When starting a new project I have found it very useful to develop a chapter-by-chapter word count for the manuscript: this lets me make sure my pace isn’t too fast or too slow and helps me develop a schedule for how many chapters per day I should cover. Developing this count by hand isn’t particularly efficient, so I recently decided to hunt down a macro to handle this work for me.
After a bit of online searching I found a macro posted by onesecondglance that did what I wanted. However it took a long time to analyze book-length Word documents, even after extensive rewriting. To replace it I developed new a macro using code by CuberChase as a starting point.
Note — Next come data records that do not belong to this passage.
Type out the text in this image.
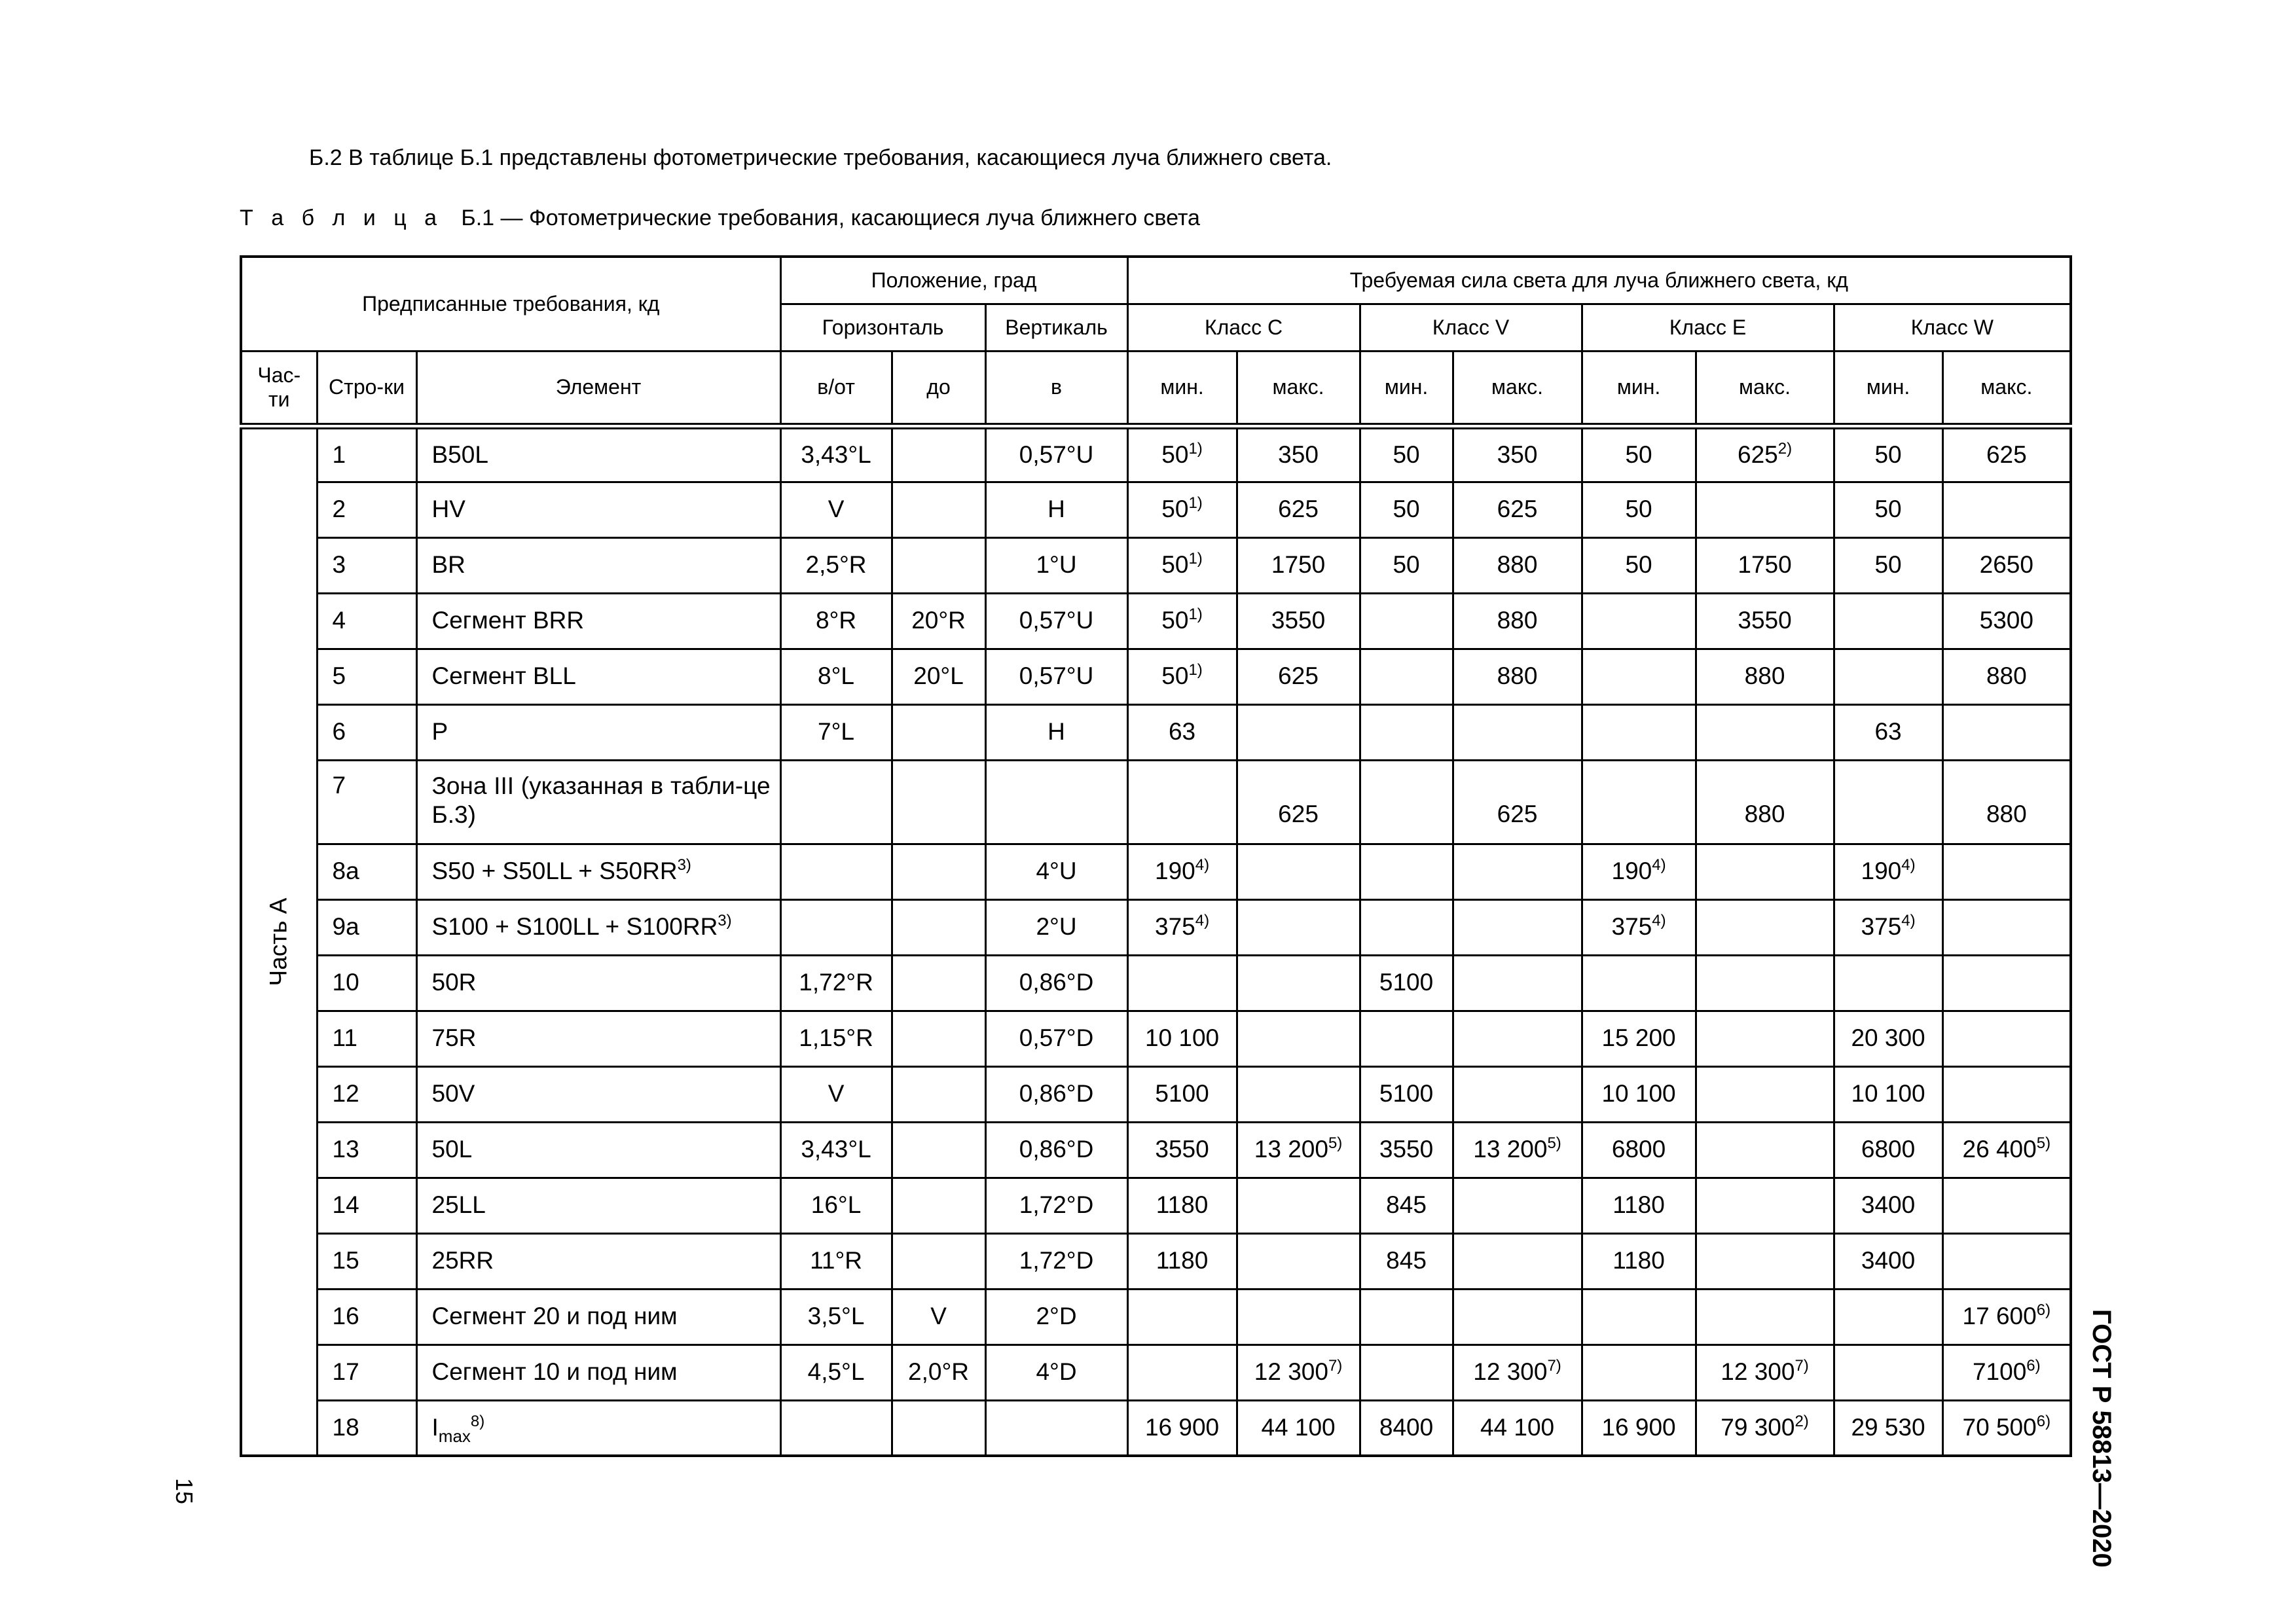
Б.2 В таблице Б.1 представлены фотометрические требования, касающиеся луча ближнего света.

Т а б л и ц а Б.1 — Фотометрические требования, касающиеся луча ближнего света

Предписанные требования, кд			Положение, град			Требуемая сила света для луча ближнего света, кд							
			Горизонталь		Вертикаль	Класс C		Класс V		Класс E		Класс W	
Час-ти	Стро-ки	Элемент	в/от	до	в	мин.	макс.	мин.	макс.	мин.	макс.	мин.	макс.

Часть А	1	B50L	3,43°L		0,57°U	50$^{1)}$	350	50	350	50	625$^{2)}$	50	625
	2	HV	V		H	50$^{1)}$	625	50	625	50		50	
	3	BR	2,5°R		1°U	50$^{1)}$	1750	50	880	50	1750	50	2650
	4	Сегмент BRR	8°R	20°R	0,57°U	50$^{1)}$	3550		880		3550		5300
	5	Сегмент BLL	8°L	20°L	0,57°U	50$^{1)}$	625		880		880		880
	6	P	7°L		H	63						63	
	7	Зона III (указанная в табли-це Б.3)					625		625		880		880
	8a	$S50 + S50LL + S50RR^{3)}$			4°U	190$^{4)}$				190$^{4)}$		190$^{4)}$	
	9a	$S100 + S100LL + S100RR^{3)}$			2°U	375$^{4)}$				375$^{4)}$		375$^{4)}$	
	10	50R	1,72°R		0,86°D			5100					
	11	75R	1,15°R		0,57°D	10 100				15 200		20 300	
	12	50V	V		0,86°D	5100		5100		10 100		10 100	
	13	50L	3,43°L		0,86°D	3550	13 200$^{5)}$	3550	13 200$^{5)}$	6800		6800	26 400$^{5)}$
	14	25LL	16°L		1,72°D	1180		845		1180		3400	
	15	25RR	11°R		1,72°D	1180		845		1180		3400	
	16	Сегмент 20 и под ним	3,5°L	V	2°D								17 600$^{6)}$
	17	Сегмент 10 и под ним	4,5°L	2,0°R	4°D		12 300$^{7)}$		12 300$^{7)}$		12 300$^{7)}$		7100$^{6)}$
	18	$I_{max}^{8)}$				16 900	44 100	8400	44 100	16 900	79 300$^{2)}$	29 530	70 500$^{6)}$ ГОСТ Р 58813—2020
15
This macro queries the user for the name of the Word style applied to chapter headings (“Heading 1” is the default) and then counts words from the start of one heading to the start of the next. It also counts any words that appear before the first heading. It then creates a new word document and inserts into it the name of each chapter followed by that chapter’s word count. A tab character is inserted between each chapter name and word count so that the contents can be easily cut and pasted into an Excel spreadsheet.
As written the macro does have a few limitations, which I may get around to addressing if they present a problem:
- It considers anything formatted using the heading style to be a heading, including blank lines, so make sure that the style is only applied to actual headings.
- It does not count text in footnotes, endnotes or text boxes.
- It does not like hidden track changes in headings and has been written to display all revisions before running. Because of this it will extract both the original and revised heading text.
Code for an updated version of this macro, along with information on the features of this new version, is available on the Macro page.
Thanks for this macro, it did exactly what I was looking for! I had a brief encounter trying to use Scrivener for my first manuscript and it was driving me nuts. So I’m back to using trusty Word. Using the Word Navigation Pane to see/move sections covers the most useful function I saw in Scrivener, but one part missing was seeing Chapter Word Counts/Progress easily. This does it. Thanks again.
Thank you for sharing this! It works perfectly.
Perfect, thanks! I’d probably rename iArrayCount to iMaxChapterCount. I had more than 100 chapters… 🙂
Thank you for this! Wonderful solution. Do you mind if I share this with my editing community (CIEP) via a forum?
Helen—By all means feel free to repost links to the macro blog post, macro page, or the macro code. I don’t recommend pasting the code into another forum as I update macros when bugs are located. Also, please note that this macro works with well-formed chapter headings, but I’ve ran into manuscripts with ill-conceived Word formatting that can cause the macro to crash or export messy summary content.